Learning — and teaching — about writing is hard work
“So, Mr. Handmaker, are you going to write about our class in your blog?”
–Alex, 11th grade
What a fun couple of hours! Before high school English teacher Dr. Lawrence accompanied the sophomores to Tennessee for last week’s Outdoor Education trip, he asked Keystone Director of Strategic Marketing & Communications Edmund Tijerina and me to teach his junior classes one day. We eagerly leaped at the opportunity.
Mr. Tijerina and I planned a class focused on the writing and editing process by concentrating on this weekly blog. I would talk about how I come up with ideas and write the first draft, and he would discuss how to improve a piece while retaining a writer’s voice.
Because many of the students only know Mr. Tijerina from taking photographs, I asked him to share a bit about his background in journalism so the students would have a better understanding of his expertise. Having written for several newspapers and periodicals and publishing a book on food in San Antonio prepared Mr. T well for the variety of tasks he encounters in his work at Keystone, including writing the weekly Communiqué, updating the website, sending out press releases, and creating copy for marketing and advertising pieces.
Following Mr. Tijerina’s introduction, I shared the initial draft of last week’s blog with the students for them to edit. Truth be told, I was a little nervous since this was a very rough draft and typically, I only share this with Mr. T. We asked the students to read the blog and make comments, but I was definitely channeling an inner Brené Brown and showing my vulnerability.
As one would expect of our Cobras, their comments were spot on. Hazel kindly and pointedly asked, “what are you trying to say here? It feels like there are two different topics.” As much as it pained me, she was right. The organization needed work. In the other class, students critiqued sentence structure, phrasing, and word choice. When several students called me out for using the lame adjective “nice,” I completely agreed and we all laughed, even if it stung a bit.

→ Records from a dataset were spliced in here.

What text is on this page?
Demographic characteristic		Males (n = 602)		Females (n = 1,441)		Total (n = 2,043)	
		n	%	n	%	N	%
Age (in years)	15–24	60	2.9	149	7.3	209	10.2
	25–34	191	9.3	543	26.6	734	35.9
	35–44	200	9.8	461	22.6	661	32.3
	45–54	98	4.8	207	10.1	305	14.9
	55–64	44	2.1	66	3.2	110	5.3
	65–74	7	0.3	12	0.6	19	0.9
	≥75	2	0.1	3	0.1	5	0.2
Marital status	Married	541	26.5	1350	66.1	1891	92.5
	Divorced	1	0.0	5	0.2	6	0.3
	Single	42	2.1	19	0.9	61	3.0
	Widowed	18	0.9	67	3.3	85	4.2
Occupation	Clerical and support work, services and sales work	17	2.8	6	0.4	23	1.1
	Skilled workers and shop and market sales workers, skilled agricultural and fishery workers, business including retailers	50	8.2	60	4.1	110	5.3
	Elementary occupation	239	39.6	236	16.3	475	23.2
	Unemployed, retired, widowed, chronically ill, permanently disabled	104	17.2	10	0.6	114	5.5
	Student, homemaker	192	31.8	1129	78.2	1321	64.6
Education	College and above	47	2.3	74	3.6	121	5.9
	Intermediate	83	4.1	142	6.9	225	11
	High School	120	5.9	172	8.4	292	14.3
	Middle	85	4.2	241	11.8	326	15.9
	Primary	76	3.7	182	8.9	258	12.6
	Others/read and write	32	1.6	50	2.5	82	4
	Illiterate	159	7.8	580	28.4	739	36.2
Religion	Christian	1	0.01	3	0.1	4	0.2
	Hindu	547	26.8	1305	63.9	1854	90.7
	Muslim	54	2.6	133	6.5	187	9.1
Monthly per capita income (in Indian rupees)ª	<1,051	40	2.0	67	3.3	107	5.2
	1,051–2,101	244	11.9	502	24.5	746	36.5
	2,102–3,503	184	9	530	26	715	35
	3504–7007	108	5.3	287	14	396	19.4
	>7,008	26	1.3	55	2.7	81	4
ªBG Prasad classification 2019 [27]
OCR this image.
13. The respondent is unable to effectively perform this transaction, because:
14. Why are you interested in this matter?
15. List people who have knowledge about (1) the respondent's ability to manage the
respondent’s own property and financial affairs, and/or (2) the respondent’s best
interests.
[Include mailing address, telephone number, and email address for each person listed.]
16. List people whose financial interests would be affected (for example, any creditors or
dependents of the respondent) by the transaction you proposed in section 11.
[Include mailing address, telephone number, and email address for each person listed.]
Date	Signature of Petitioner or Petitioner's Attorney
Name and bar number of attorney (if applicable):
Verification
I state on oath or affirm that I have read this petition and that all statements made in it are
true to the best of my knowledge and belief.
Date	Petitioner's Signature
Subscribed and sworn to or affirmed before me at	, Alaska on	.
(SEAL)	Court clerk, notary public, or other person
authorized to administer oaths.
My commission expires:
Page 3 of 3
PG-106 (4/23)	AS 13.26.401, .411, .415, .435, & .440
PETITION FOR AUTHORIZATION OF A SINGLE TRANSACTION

At first, they were reluctant to comment but quickly moved past their hesitation. After we all tore into my writing, the juniors then moved to editing. They agreed with many of Mr. Tijerina’s changes, and even offered a few additional helpful tweaks. They agreed that the changes improved the piece.
Mr. Tijerina and I are still chuckling over one of the comments. Lorenzo saw a paragraph that he wanted to cut because it was redundant, but he hesitated to use a thick red pen on the Head of School, and was relieved when he saw that’s exactly what Mr. T did. Quipped Lorenzo: “I am glad you did that, and I applaud your gumption for taking out the whole paragraph.” We laughed and appreciated his gumption in pointing it out.
Beyond the humor and sheer joy we experienced in teaching the class, Mr. T and I hope the students take with them three crucial lessons:
First, the best way to improve one’s writing is to write and to read a lot. We explained that as disappointing as it may be, there’s no writing fairy out there who can wave a wand and sprinkle pixie dust magically making someone a better writer. It’s hard work and it requires practice.
Next, it’s crucial for students to find an editor. As much as we all try, it’s impossible to be objective about your own writing, so a second pair of eyes is crucial.
Lastly, we encouraged the students to think very carefully about who they choose as an editor. Writing can be extremely personal. It can be detrimental to have a close friend or family member serve as an editor; people should consider when asking someone whether the relationship can survive critical feedback. The writing and editing process is iterative and symbiotic. When it works well, it’s also rewarding, productive, and a lot of fun.
Whether our students will become professional writers, as some Keystone alumni have, or they simply need to express themselves clearly in memos and emails, the writing and thinking skills they learn here prove invaluable. We hear from alumni repeatedly how well-prepared they are as writers, and we applaud the work of their teachers in helping them with this foundational skill.
The combination of outstanding teachers and the students’ own commitment to excellence will allow our Cobras to understand as Dorothy Day said, “Writing is hard work. But if you want to become a writer you will become one. Nothing will stop you.”